Matching skill sets to jobs The company's goal is to supply candidates who have experience, but if a candidate doesn't have a certain skill set, the company directs candidates to local certification programs.

Kapstone's office is located downtown at 607 Shelby St., Suite 600. Job candidates can make an appointment to either sign up for contingent or permanent positions. There were 89 positions open recently at companies seeking candidates with required skills.

"We have recruiter friendly folks here that work with (candidates)," Buffington said. "We try to work with everybody who comes in, especially for the lesser paying jobs. Some of those folks need a little bit more help."

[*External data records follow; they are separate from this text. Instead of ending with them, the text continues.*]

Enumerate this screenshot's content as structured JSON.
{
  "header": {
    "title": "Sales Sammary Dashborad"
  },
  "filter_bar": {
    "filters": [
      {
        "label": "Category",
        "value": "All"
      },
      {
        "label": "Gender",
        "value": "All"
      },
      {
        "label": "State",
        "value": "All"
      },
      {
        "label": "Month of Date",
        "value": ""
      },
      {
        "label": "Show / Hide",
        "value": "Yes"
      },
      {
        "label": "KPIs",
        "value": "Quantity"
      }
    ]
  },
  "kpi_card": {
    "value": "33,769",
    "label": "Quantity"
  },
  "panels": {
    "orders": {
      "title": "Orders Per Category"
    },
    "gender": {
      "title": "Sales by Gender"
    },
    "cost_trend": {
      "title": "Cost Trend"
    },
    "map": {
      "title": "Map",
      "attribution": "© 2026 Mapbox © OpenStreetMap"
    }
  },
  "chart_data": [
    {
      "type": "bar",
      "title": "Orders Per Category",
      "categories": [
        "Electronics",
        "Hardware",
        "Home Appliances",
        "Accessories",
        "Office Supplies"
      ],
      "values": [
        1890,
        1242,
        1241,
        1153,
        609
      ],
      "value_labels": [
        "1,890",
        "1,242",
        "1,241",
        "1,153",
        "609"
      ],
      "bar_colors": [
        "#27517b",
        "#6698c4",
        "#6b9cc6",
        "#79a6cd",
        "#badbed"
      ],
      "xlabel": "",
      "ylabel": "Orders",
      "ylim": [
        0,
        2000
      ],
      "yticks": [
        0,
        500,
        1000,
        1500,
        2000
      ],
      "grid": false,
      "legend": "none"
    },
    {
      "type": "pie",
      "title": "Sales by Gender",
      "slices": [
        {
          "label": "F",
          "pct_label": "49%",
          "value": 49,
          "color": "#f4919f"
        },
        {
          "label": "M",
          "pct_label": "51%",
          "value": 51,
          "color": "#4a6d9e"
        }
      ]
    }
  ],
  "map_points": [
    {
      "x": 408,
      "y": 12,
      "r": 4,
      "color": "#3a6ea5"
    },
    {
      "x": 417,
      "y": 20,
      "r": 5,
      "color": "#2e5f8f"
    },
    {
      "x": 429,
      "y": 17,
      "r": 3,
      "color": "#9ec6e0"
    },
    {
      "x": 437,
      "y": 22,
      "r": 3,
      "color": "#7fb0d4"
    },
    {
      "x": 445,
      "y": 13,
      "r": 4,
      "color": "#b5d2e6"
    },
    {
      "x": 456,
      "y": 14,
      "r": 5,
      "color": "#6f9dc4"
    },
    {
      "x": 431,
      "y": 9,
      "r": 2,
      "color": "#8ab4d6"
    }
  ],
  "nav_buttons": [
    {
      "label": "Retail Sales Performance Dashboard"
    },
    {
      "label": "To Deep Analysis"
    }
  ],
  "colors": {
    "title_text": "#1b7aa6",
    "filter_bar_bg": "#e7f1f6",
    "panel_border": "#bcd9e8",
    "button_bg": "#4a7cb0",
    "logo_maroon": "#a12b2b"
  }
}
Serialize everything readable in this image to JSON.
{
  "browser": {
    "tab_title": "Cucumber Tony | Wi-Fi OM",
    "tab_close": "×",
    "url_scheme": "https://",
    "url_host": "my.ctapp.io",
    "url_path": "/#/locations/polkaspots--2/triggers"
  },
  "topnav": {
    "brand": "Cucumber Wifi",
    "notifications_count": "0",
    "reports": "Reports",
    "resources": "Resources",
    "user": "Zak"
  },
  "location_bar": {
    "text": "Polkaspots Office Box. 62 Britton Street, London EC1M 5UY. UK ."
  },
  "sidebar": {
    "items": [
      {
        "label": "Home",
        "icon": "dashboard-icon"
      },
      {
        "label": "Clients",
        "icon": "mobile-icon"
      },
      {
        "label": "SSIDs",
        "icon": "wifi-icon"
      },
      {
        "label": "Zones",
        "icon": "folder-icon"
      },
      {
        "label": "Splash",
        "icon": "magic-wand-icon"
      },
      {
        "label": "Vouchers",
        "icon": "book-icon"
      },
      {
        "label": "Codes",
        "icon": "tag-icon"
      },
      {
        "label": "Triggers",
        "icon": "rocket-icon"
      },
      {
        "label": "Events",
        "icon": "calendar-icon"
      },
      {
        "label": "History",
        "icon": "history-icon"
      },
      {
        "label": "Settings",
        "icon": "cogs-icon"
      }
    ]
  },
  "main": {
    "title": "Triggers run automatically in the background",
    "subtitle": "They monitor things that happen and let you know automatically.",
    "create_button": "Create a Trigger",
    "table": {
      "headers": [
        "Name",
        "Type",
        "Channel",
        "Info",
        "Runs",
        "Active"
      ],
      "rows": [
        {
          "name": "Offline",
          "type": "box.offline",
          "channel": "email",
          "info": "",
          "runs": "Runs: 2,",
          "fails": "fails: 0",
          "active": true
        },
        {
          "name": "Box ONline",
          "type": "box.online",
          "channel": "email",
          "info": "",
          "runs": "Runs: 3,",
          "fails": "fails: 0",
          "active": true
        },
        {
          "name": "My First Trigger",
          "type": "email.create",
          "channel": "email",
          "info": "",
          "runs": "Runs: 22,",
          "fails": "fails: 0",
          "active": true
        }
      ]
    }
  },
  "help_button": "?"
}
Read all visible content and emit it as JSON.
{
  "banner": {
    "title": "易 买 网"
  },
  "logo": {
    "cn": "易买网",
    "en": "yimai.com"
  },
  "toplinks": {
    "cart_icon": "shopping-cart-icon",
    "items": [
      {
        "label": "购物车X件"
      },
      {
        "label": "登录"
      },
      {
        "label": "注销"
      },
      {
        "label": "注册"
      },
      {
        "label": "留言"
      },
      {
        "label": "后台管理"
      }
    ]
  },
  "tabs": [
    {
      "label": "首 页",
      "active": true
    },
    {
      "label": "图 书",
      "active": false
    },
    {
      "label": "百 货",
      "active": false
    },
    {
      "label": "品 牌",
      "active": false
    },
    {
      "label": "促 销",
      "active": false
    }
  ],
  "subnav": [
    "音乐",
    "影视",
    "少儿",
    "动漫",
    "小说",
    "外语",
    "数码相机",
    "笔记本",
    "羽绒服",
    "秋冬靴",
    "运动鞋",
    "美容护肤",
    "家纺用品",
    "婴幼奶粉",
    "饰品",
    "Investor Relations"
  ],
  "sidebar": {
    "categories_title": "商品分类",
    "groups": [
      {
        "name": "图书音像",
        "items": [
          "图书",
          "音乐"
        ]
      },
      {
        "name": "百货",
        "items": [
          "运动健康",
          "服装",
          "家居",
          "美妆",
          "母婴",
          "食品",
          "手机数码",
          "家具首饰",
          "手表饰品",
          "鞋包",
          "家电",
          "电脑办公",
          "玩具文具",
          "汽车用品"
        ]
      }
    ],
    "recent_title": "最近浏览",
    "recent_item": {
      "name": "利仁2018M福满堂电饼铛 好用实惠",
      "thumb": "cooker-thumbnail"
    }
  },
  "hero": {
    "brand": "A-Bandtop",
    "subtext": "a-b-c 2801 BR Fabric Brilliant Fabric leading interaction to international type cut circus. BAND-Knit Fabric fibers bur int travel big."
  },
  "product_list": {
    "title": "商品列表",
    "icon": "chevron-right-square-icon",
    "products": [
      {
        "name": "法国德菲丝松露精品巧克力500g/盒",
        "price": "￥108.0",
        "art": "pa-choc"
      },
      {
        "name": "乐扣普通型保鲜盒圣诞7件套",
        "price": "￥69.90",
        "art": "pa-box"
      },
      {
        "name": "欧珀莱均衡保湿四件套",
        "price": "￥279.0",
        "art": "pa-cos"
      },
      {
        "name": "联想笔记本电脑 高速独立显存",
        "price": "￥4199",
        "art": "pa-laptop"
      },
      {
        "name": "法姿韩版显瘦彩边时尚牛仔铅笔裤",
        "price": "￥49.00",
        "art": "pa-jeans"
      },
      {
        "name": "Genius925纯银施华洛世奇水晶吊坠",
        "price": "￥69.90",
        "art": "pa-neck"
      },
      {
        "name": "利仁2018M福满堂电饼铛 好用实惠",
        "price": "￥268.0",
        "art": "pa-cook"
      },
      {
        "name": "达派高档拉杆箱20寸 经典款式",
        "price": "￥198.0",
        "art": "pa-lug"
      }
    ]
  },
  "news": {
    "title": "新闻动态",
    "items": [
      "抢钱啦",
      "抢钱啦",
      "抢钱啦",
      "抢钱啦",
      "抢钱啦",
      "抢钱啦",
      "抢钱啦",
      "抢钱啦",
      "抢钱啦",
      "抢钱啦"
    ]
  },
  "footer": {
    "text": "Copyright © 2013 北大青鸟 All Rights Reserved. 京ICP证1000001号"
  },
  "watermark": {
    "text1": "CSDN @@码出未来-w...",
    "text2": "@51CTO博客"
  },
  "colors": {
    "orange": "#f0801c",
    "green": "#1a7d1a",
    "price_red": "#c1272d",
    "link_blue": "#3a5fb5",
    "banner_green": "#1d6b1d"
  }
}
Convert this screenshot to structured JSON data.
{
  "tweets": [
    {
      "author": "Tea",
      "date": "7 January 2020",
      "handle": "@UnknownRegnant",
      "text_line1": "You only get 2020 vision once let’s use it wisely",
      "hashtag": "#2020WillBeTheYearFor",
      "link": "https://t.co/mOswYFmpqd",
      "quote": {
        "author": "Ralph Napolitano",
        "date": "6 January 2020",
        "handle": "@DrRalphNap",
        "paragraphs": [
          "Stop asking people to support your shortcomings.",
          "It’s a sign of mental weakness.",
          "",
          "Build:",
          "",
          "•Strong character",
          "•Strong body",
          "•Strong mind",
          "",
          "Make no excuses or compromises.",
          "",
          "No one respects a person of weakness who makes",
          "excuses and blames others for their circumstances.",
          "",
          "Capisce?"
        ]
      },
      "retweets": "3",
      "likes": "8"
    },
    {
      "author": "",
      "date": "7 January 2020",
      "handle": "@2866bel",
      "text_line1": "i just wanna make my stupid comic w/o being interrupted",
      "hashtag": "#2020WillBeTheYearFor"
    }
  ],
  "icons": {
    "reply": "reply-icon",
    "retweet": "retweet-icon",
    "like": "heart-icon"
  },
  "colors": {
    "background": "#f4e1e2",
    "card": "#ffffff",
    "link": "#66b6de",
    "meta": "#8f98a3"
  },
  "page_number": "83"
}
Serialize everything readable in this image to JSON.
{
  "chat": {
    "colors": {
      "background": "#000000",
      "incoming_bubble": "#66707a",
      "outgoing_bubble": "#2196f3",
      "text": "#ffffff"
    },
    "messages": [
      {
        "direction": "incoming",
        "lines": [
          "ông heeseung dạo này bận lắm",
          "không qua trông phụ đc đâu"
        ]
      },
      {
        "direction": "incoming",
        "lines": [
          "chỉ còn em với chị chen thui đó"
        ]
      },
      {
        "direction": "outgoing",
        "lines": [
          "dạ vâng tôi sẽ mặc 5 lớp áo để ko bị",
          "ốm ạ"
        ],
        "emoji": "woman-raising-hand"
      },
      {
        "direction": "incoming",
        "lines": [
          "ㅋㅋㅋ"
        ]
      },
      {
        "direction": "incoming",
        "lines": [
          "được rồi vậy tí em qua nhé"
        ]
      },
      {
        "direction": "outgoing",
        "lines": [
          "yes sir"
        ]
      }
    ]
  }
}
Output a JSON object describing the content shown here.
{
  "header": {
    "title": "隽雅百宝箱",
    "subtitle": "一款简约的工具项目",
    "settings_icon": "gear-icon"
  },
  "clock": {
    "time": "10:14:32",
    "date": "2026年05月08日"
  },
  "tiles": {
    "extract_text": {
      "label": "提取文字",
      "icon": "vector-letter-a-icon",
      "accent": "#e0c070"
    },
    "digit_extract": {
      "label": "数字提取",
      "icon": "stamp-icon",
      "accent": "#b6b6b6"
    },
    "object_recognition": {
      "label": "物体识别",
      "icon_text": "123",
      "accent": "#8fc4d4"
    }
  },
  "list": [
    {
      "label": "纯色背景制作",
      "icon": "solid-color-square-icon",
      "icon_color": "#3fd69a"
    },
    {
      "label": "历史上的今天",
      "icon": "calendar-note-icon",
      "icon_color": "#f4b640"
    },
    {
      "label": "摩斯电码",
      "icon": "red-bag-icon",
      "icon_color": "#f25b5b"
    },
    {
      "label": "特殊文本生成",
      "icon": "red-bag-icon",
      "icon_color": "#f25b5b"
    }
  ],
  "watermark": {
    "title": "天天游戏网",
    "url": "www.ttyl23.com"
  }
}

The company wants to guide other entrepreneurs of color who are starting their own businesses, as well. Turner, who was in the recruiting industry and attended Wayne State University, and Buffington, who was in the human resources industry and attended Central Michigan University, credit their educational background, network, experience and reputation for their success, and said many people may not have the same opportunity to get started. She advises them to not be afraid to ask for help.

"We've experienced so many struggles as a Black-owned and woman-owned business," Buffington said.

"We want to be able to help other businesses that are coming behind us not make the same mistakes that we made. We made a lot of mistakes. ... We've been successful and we were able to navigate through them, but so many people are not."

___ Distributed by Tribune Content Agency, LLC.